Optional arguments. The following options are DSS options for differential methylation analysis to find differentially methylated CpGs between haplotypes:
  --delta_cutoff DELTA_CUTOFF, -dc DELTA_CUTOFF
                        0-1. A threshold for defining differentially
                        methylated loci (DML) or CpGs. In DML testing
                        procedure, hypothesis test that the two groups means
                        are equal is conducted at each CpG site.
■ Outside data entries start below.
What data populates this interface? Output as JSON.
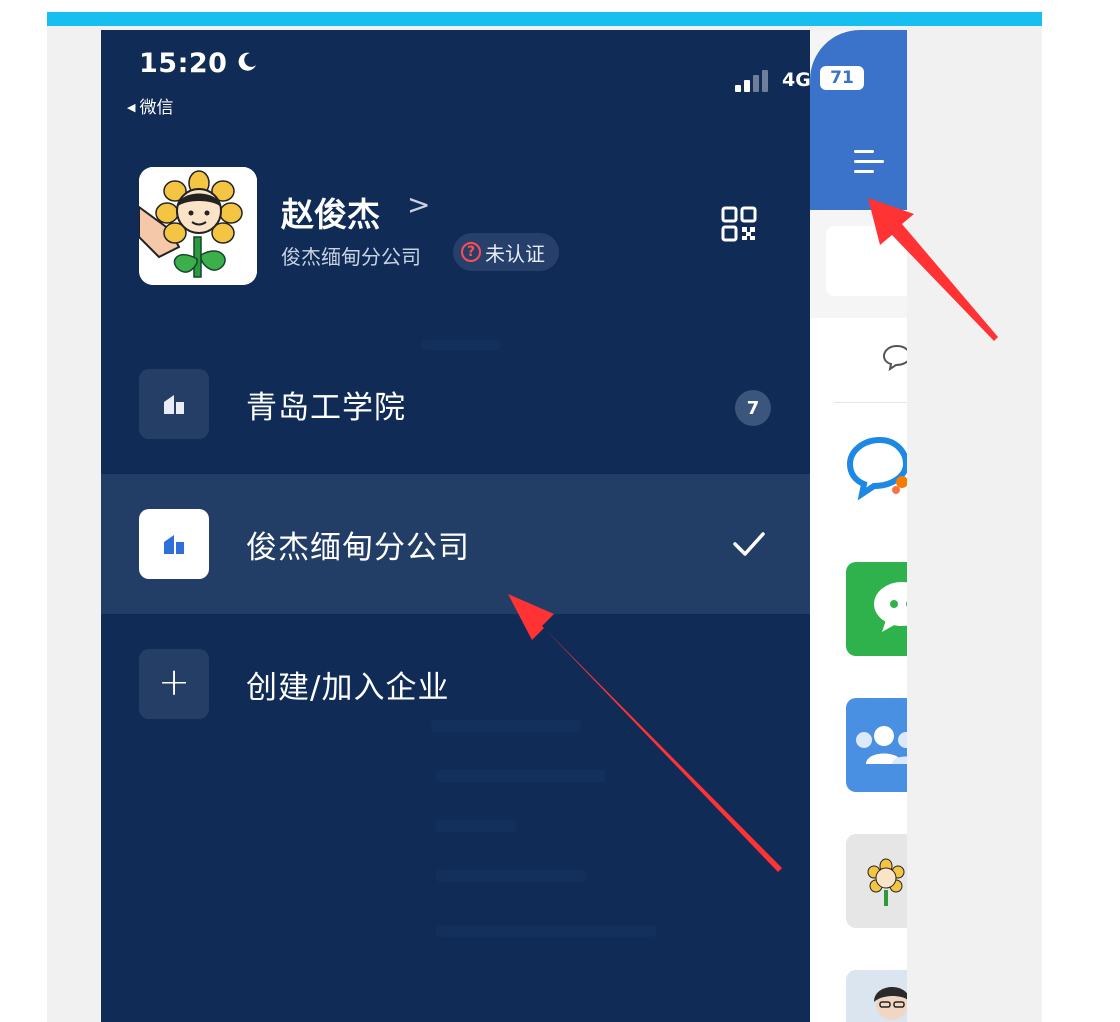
{
  "status_bar": {
    "time": "15:20",
    "back_label": "微信",
    "network": "4G",
    "battery": "71"
  },
  "profile": {
    "name": "赵俊杰",
    "chevron": ">",
    "company": "俊杰缅甸分公司",
    "cert_label": "未认证",
    "cert_icon": "?"
  },
  "orgs": [
    {
      "label": "青岛工学院",
      "badge": "7",
      "selected": false
    },
    {
      "label": "俊杰缅甸分公司",
      "selected": true
    },
    {
      "label": "创建/加入企业"
    }
  ],
  "colors": {
    "drawer_bg": "#0f2b56",
    "selected_row": "#223d66",
    "accent_blue": "#3a73c9",
    "top_bar": "#17bff0",
    "arrow_red": "#ff3333",
    "badge_red": "#ff4d4f"
  },
  "icons": [
    "moon-icon",
    "signal-icon",
    "qr-code-icon",
    "building-icon",
    "check-icon",
    "plus-icon",
    "menu-icon",
    "chat-bubble-icon",
    "wechat-icon",
    "group-icon"
  ]
}
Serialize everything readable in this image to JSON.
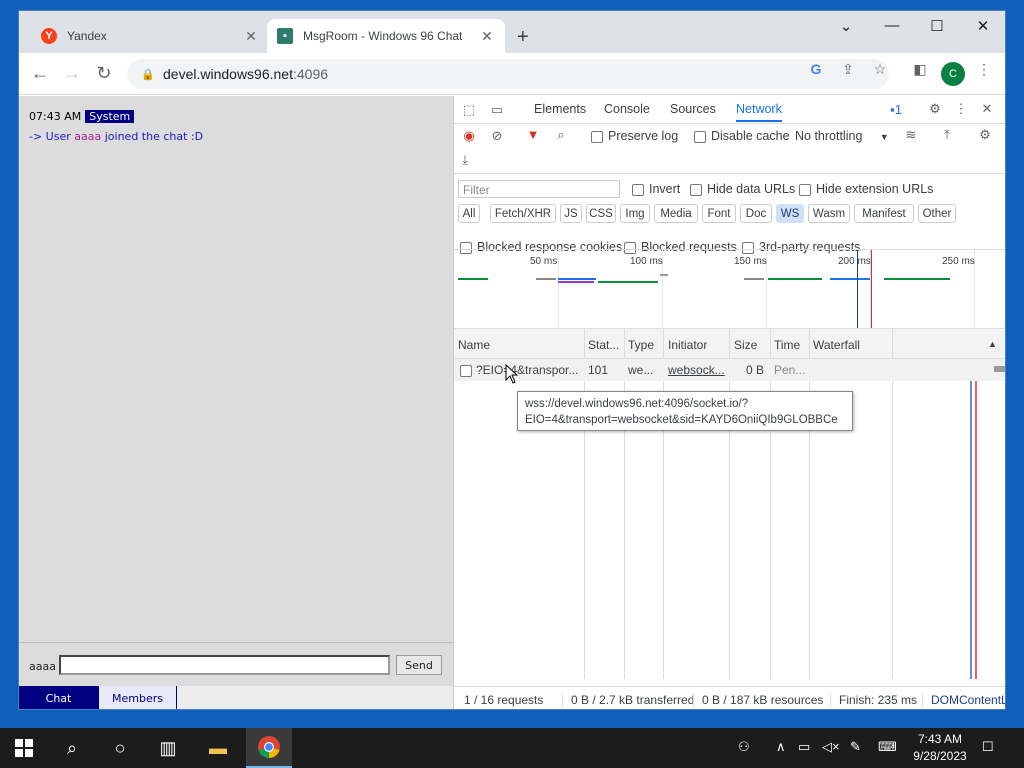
{
  "browser": {
    "tabs": [
      {
        "title": "Yandex",
        "favicon": "yandex-icon",
        "active": false
      },
      {
        "title": "MsgRoom - Windows 96 Chat",
        "favicon": "msgroom-icon",
        "active": true
      }
    ],
    "address": {
      "host": "devel.windows96.net",
      "port": ":4096"
    },
    "profile_initial": "C"
  },
  "chat": {
    "message": {
      "time": "07:43 AM",
      "sender": "System",
      "prefix": "-> User ",
      "username": "aaaa",
      "suffix": " joined the chat :D"
    },
    "composer": {
      "nickname": "aaaa",
      "input_value": "",
      "send_label": "Send"
    },
    "tabs": {
      "chat": "Chat",
      "members": "Members"
    }
  },
  "devtools": {
    "tabs": [
      "Elements",
      "Console",
      "Sources",
      "Network"
    ],
    "selected_tab": "Network",
    "issues_count": "1",
    "options": {
      "preserve_log": "Preserve log",
      "disable_cache": "Disable cache",
      "throttling": "No throttling"
    },
    "filter": {
      "placeholder": "Filter",
      "invert": "Invert",
      "hide_data_urls": "Hide data URLs",
      "hide_ext_urls": "Hide extension URLs"
    },
    "type_filters": [
      "All",
      "Fetch/XHR",
      "JS",
      "CSS",
      "Img",
      "Media",
      "Font",
      "Doc",
      "WS",
      "Wasm",
      "Manifest",
      "Other"
    ],
    "selected_type": "WS",
    "extra_filters": {
      "blocked_cookies": "Blocked response cookies",
      "blocked_requests": "Blocked requests",
      "third_party": "3rd-party requests"
    },
    "timeline_ticks": [
      "50 ms",
      "100 ms",
      "150 ms",
      "200 ms",
      "250 ms"
    ],
    "columns": [
      "Name",
      "Stat...",
      "Type",
      "Initiator",
      "Size",
      "Time",
      "Waterfall"
    ],
    "rows": [
      {
        "name": "?EIO=4&transpor...",
        "status": "101",
        "type": "we...",
        "initiator": "websock...",
        "size": "0 B",
        "time": "Pen..."
      }
    ],
    "tooltip": {
      "line1": "wss://devel.windows96.net:4096/socket.io/?",
      "line2": "EIO=4&transport=websocket&sid=KAYD6OniiQIb9GLOBBCe"
    },
    "status": {
      "requests": "1 / 16 requests",
      "transferred": "0 B / 2.7 kB transferred",
      "resources": "0 B / 187 kB resources",
      "finish": "Finish: 235 ms",
      "dcl": "DOMContentL"
    }
  },
  "taskbar": {
    "time": "7:43 AM",
    "date": "9/28/2023"
  },
  "colors": {
    "accent": "#1a73e8",
    "chat_navy": "#000080",
    "desktop": "#0f5fb8"
  }
}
Here if delta
                        is specified, the function will compute the posterior
                        probability that the difference of the means are
                        greater than delta, and then call DML based on that.
                        Default is 0.075.
  --pvalue PVALUE, -pv PVALUE
                        0-1. When delta is not specified, this is the
                        threshold of p-value for defining DML and loci with
                        p-value less than this threshold will be deemed DMLs.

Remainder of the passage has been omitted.